Many colleagues expressed their belief that Holonyak deserved the Nobel Prize for his invention of the GaAsP laser and LED. On this subject, he said: "It's ridiculous to think that somebody owes you something. We're lucky to be alive, when it comes down to it." In October 2014, Holonyak reversed his stance by stating "I find this one insulting" in reaction to news that the inventors of the blue LED were awarded the 2014 Nobel Prize in Physics, instead of his fellow LED researchers.

=== National awards ===

| Year | Head of state | Award | Citation | Ref. |
|---|---|---|---|---|
| 1990 | US George H. W. Bush | National Medal of Science | "For his contributions as one of the Nation’s most prolific inventors in the area of semiconductor materials and devices, and for his role as research mentor while working at the forefront of solid-state science and technology." |  |
| 2002 | US George W. Bush | National Medal of Technology and Innovation | "For contributions to the development and commercialization of light-emitting diode (LED) technology, with applications to digital displays, consumer electronics, automotive lighting, traffic signals, and general illumination." |  |

== Commemoration ==
- 1997: The Optical Society of America (now Optica) created the Nick Holonyak, Jr. Award in his honor.

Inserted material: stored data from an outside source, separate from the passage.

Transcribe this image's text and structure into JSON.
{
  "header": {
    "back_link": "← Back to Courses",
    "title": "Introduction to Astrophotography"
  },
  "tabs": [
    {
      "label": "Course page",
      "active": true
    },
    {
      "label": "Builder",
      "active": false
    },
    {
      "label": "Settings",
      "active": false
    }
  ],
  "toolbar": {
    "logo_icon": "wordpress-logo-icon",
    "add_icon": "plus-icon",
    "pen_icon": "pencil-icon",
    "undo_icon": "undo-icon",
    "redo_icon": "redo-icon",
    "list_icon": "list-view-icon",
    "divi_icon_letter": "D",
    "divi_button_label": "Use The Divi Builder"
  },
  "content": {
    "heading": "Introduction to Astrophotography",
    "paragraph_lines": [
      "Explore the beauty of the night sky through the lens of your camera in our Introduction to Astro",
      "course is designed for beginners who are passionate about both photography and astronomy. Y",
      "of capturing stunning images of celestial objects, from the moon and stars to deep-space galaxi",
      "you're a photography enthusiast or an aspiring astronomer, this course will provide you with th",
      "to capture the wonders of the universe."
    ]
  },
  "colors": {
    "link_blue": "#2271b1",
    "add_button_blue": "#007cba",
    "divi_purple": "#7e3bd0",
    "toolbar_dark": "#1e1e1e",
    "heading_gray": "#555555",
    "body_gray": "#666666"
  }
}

- 2005: Inducted as a Laureate of The Lincoln Academy of Illinois and awarded the Order of Lincoln (the State's highest honor) by the Governor of Illinois in the area of Science.
- June 2006: Two of Holonyak's papers were chosen by the editors of Applied Physics Letters as among the five most important published since the journal's founding in 1962.

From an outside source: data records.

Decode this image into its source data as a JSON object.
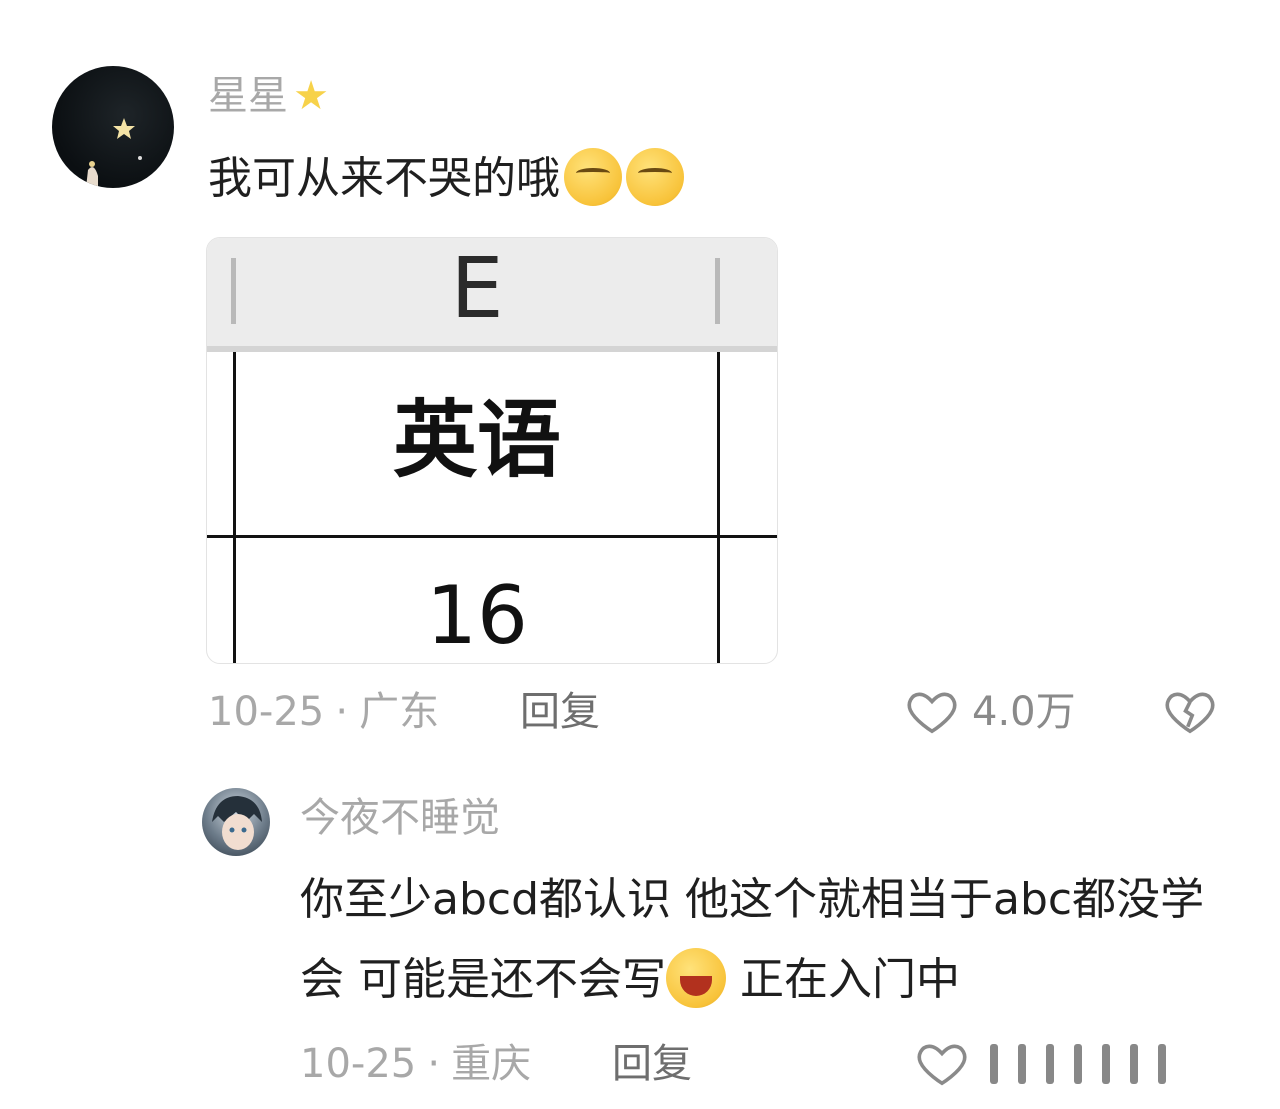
{
  "comment": {
    "username": "星星",
    "text": "我可从来不哭的哦",
    "emojis": [
      "smirk-emoji",
      "smirk-emoji"
    ],
    "image": {
      "column_header": "E",
      "cell_label": "英语",
      "cell_value": "16"
    },
    "date": "10-25",
    "separator": "·",
    "location": "广东",
    "reply_label": "回复",
    "like_count": "4.0万"
  },
  "reply": {
    "username": "今夜不睡觉",
    "text_part1": "你至少abcd都认识 他这个就相当于abc都没学会  可能是还不会写",
    "text_part2": " 正在入门中",
    "date": "10-25",
    "separator": "·",
    "location": "重庆",
    "reply_label": "回复"
  },
  "colors": {
    "username": "#a8a8a8",
    "text": "#1f1f1f",
    "meta": "#a8a8a8",
    "star": "#f7d24a"
  }
}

- November 9, 2007: Historical marker installed on the University of Illinois campus recognizing his development of the quantum-well laser. It is located on the Bardeen Engineering Quadrangle near where the old Electrical Engineering Research Laboratory used to stand.
- 2008: Inducted into the National Inventors Hall of Fame (Announced February 14, 2008) (May 2–3, 2008 at Akron, Ohio).
- September 2018: Village of Glen Carbon, Illinois, placed an honorary street sign on behalf of Holonyak, a former resident.